The Band

Mike Callian for SPIT REED

Photos Courtesy of Mike Callian


For me, waterfowl hunting has become the pursuit of perfect moments. When a mallard drake banks so hard to your call that you see his full speculum on both wings. When a honker pair hits the decoys hissing ready for a fight. When you come up and out of a blind and fold a hovering drake pintail with a giant stinger. On New Year's Eve, I experienced a very personal perfect moment in the field.

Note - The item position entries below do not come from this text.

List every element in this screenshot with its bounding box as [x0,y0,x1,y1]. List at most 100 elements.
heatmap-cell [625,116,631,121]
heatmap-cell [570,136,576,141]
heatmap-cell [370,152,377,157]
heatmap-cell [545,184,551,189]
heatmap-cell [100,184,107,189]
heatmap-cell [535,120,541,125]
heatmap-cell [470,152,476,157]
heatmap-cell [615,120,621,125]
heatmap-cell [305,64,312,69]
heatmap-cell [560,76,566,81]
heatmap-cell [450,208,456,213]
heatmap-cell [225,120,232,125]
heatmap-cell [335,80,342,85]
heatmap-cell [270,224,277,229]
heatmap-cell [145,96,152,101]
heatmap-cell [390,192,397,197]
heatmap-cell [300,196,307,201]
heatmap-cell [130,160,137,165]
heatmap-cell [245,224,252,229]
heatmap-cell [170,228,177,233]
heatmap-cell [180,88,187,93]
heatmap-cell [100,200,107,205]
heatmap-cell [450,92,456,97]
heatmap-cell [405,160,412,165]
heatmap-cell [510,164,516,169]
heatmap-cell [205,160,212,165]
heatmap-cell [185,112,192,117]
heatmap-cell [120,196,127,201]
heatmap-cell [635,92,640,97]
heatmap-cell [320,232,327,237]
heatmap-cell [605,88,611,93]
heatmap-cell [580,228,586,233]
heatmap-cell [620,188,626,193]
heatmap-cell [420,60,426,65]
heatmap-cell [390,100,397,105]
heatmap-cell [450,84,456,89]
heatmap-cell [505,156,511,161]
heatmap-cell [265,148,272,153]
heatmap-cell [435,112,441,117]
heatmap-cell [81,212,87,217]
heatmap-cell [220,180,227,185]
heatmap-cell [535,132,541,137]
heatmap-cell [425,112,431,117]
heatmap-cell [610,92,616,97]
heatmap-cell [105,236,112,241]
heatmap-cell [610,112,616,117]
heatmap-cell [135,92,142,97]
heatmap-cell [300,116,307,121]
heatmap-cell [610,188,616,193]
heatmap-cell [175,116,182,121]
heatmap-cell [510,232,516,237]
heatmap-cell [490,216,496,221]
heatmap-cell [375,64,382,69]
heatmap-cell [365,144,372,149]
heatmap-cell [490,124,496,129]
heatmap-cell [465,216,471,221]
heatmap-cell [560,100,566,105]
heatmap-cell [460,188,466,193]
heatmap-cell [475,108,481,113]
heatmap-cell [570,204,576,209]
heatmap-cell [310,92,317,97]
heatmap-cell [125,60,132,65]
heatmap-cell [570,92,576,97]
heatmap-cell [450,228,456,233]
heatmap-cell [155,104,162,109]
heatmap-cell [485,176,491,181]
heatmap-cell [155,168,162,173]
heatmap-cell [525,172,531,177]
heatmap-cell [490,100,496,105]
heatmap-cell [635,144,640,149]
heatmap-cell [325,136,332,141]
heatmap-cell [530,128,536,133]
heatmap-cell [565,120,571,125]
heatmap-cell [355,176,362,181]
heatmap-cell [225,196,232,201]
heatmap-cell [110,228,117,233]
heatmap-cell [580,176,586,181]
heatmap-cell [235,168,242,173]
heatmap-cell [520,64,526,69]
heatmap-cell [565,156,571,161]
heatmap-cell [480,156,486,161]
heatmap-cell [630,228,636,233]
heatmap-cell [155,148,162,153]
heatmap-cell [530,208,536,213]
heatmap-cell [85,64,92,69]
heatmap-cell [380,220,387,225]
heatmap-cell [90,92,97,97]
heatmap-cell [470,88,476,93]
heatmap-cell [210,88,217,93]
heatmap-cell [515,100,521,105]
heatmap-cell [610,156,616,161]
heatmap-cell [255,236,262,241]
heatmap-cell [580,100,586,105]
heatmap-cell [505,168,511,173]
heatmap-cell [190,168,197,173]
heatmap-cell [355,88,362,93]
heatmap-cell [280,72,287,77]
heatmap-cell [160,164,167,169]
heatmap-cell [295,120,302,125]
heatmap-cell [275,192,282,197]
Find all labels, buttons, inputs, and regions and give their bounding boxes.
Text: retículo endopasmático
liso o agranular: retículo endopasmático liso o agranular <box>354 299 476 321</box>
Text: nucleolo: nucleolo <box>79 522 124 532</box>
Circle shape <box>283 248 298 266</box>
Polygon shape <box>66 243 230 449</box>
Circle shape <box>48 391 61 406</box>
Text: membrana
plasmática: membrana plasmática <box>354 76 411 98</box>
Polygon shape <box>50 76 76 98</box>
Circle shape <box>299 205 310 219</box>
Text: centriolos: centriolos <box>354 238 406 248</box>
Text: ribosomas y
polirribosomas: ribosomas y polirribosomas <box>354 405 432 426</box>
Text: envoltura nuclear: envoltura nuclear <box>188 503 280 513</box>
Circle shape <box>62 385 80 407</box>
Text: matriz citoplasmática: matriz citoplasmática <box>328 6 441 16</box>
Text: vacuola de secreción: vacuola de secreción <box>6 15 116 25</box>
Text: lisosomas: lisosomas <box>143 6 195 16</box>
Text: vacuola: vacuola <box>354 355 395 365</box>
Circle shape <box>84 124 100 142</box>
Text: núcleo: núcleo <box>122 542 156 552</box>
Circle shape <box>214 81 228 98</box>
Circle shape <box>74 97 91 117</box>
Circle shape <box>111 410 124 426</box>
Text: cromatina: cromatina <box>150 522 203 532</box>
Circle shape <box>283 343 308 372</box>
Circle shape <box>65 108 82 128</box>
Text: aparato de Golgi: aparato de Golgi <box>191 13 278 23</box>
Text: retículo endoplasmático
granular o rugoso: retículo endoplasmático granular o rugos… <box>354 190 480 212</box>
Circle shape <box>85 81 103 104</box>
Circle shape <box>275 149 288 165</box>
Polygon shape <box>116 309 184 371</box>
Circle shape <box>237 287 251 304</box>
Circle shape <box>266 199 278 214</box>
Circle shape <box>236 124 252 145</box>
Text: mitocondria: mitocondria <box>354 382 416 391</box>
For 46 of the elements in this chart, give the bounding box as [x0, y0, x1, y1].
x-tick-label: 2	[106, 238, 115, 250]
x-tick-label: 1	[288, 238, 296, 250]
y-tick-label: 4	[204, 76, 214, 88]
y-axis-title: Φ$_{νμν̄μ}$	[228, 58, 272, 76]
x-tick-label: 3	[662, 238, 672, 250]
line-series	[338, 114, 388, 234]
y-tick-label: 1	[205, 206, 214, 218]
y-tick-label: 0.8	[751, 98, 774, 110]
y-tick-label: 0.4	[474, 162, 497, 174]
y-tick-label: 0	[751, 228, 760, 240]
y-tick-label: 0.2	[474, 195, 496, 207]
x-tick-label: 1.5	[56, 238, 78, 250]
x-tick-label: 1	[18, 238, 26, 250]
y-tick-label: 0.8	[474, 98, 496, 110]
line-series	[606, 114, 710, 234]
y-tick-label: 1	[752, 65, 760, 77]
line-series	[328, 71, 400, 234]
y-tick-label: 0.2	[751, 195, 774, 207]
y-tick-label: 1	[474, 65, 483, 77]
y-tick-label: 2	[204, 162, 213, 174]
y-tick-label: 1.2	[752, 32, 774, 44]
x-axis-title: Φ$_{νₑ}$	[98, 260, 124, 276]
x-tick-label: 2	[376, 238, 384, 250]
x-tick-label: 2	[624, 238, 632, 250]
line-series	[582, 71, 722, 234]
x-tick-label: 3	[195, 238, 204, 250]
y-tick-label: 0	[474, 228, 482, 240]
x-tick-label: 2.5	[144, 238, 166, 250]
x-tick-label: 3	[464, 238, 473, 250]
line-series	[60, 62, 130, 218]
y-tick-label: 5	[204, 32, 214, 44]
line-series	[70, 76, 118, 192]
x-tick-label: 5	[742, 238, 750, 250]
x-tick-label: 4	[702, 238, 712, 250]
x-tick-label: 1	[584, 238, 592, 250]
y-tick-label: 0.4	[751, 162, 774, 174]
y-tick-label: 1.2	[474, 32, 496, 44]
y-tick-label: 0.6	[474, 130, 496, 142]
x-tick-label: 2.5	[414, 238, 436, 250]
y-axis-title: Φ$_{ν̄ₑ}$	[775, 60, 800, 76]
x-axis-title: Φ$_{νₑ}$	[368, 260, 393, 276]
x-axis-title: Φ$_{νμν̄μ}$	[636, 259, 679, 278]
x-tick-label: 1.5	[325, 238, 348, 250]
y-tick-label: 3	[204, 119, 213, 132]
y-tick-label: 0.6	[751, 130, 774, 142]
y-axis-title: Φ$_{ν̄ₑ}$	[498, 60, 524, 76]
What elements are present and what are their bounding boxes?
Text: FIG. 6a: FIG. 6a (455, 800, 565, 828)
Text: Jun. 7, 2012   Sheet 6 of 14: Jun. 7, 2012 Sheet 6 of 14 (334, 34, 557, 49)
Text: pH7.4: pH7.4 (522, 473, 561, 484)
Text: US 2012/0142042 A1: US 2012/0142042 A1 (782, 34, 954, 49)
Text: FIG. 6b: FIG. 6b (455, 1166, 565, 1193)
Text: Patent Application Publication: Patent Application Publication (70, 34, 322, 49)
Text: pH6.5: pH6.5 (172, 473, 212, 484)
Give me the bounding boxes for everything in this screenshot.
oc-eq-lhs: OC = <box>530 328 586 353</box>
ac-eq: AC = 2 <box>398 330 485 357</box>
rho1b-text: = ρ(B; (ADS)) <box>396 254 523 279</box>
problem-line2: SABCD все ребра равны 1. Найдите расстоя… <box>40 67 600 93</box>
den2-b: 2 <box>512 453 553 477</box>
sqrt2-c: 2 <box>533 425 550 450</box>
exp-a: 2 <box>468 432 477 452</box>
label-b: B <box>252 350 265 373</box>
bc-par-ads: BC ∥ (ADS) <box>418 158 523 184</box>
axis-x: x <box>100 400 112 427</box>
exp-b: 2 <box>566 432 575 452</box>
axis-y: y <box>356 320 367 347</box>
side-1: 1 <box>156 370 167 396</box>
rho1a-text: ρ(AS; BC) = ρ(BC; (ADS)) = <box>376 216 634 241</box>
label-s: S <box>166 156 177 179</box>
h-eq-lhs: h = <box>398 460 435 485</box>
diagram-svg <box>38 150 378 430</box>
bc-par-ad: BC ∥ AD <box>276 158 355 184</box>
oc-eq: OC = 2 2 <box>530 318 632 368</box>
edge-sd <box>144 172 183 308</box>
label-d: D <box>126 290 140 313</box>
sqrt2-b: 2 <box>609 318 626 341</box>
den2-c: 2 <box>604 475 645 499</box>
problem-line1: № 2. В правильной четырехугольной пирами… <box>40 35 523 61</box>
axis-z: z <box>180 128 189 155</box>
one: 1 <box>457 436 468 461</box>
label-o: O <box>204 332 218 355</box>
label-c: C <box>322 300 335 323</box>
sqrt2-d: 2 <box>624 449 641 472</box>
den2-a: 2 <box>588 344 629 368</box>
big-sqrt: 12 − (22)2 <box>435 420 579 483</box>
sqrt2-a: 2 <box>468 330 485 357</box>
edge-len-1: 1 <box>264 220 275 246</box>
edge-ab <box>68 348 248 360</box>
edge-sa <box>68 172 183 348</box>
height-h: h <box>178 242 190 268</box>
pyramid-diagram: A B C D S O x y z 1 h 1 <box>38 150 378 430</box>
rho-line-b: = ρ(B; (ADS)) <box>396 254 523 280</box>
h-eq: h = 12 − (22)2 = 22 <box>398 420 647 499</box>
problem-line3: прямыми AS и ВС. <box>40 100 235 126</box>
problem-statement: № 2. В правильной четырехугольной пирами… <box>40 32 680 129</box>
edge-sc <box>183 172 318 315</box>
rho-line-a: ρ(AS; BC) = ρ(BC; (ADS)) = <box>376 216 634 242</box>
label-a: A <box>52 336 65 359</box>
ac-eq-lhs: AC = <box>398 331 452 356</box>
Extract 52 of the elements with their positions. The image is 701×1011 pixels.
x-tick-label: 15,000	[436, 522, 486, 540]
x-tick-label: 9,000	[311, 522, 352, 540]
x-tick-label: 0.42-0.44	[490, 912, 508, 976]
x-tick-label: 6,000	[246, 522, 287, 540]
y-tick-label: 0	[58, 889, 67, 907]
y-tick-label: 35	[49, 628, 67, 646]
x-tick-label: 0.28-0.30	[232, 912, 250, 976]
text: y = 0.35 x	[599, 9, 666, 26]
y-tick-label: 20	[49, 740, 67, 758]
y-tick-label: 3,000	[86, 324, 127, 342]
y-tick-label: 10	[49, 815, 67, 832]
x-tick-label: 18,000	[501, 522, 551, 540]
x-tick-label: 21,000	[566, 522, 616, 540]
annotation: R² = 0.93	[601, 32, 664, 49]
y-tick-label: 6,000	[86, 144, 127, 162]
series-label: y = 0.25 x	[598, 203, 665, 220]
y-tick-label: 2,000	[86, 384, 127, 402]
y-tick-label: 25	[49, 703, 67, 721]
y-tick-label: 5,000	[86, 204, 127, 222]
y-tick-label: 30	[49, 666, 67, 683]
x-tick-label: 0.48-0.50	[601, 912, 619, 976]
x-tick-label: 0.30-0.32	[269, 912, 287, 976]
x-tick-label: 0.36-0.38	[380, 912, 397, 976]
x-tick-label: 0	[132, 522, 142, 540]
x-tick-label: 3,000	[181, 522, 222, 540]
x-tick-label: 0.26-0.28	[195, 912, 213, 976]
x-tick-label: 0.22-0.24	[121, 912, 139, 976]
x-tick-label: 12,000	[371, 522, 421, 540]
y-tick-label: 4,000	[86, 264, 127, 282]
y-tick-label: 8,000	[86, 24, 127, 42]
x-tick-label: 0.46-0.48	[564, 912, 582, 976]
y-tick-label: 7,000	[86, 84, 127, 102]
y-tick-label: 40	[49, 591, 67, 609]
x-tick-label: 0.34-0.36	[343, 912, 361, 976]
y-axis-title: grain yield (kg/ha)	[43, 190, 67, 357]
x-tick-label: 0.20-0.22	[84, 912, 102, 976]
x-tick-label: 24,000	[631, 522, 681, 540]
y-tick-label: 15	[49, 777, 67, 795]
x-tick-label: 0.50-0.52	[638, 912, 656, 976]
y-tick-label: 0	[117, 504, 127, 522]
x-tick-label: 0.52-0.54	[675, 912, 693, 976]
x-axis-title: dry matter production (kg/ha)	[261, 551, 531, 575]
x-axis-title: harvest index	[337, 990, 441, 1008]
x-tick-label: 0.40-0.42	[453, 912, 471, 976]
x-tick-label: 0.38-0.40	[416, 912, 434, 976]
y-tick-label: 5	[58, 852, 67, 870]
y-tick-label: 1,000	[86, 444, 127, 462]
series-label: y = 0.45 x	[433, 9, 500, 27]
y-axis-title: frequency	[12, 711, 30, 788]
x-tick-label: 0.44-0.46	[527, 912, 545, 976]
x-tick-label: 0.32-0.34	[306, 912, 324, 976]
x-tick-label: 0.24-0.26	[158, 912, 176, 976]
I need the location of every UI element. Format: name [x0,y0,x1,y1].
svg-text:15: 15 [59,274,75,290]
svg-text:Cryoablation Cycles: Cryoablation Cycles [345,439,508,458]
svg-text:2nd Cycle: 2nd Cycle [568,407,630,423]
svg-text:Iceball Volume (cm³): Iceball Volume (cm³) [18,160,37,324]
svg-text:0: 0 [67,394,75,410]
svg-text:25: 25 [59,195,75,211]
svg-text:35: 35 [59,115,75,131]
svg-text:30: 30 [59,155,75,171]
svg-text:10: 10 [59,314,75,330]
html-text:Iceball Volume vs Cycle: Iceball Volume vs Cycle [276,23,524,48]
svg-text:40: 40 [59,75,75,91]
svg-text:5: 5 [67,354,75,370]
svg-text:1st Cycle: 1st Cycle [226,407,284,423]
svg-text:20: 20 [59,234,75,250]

On November 21st, I found myself with a little free time in the afternoon. As an extremely part-time photographer, it's always exciting to have a few minutes to shoot some photos in good light. I grabbed my Canon DSLR and headed to a spot near Albany, OR that always holds a bunch of ducks. On arrival, I found a greenhead with a band on his right leg. It took a while and quite a few photos, but I eventually was able to read the entirety of his nine-digit band code. Right after I snapped the last shutter on him, he took flight and flew straight West until he was out of sight. I headed back to the house to download photos and enter his band data. ‘Mr. 2257-33103’ was banded near Palmer, Alaska this summer as an adult. I have photographed and digiscoped many neck collars on geese and on swans (which are three to four digits and easy to record) in addition to a few hawk and pelican wing tags. This was the first band report I had ever entered for a duck where I was able to check the “Saw or photographed federal band while bird was free” and “Alive Released/Left on bird” boxes on the form.

 
 

Fast forward to the last day of 2022. Three good friends and I decided we would run some traffic on ducks and geese on a big sheet water pond. This piece of water had a whopping total of 10 ducks on it the day before, but many were trading around the area on any given day. We agreed to pool our decoys together and put out a large spread. We knew we would get a sure crack at the 10 ducks living there, but hopefully pull some of the tall dots in the sky ducks and geese if we saw any. The hunt went exceptionally well in the morning, with the big spread and super aggressive calling doing a number on anything that came within eyesight or earshot of us. By late morning we already had a few limits of mallards and a handful of cackling geese.

 
 

The action had slowed a bit toward the afternoon and I was half asleep in my blind when I heard Brad say “Mike, that’s on your side, you shoot it”. I looked over my right shoulder and tipped the bill of my hat up. Out the crack of the layout blind doors, I see a single drake mallard bombing in. I quickly twisted myself into a better position and let him back-wing over the decoys for a bit before coming up and sending him to mallard heaven. On the walk out to retrieve the bird, I saw the band on his right leg. I have been blessed to shoot many bands through the years and it's always fun to get a random one, but I played it cool and didn’t say anything till I dropped the duck next to Brad’s blind. After the high fives and the celebration simmered, Brad held the duck up and inspected the band. I jokingly said, “I wonder if it’s that Alaskan mallard I got the photo of. We better check.” I pulled my phone out and read the code from the certificate out loud. Astonished, Brad handed me the duck and said, “It’s him”.

 
 

I still am trying to process the chances of me photographing this duck only to shoot it over a month later in a highly pressured hunting area, after extreme weather changes, and many miles from where I first saw him. I have set up many specific birds I've found while scouting and taken them the next day in the same spot, but this was easily the most personal experience I have had with an individual bird. It looks like I’m going to have to come out of taxidermy retirement for myself one last time as this band isn’t going to get pinched onto the lanyard.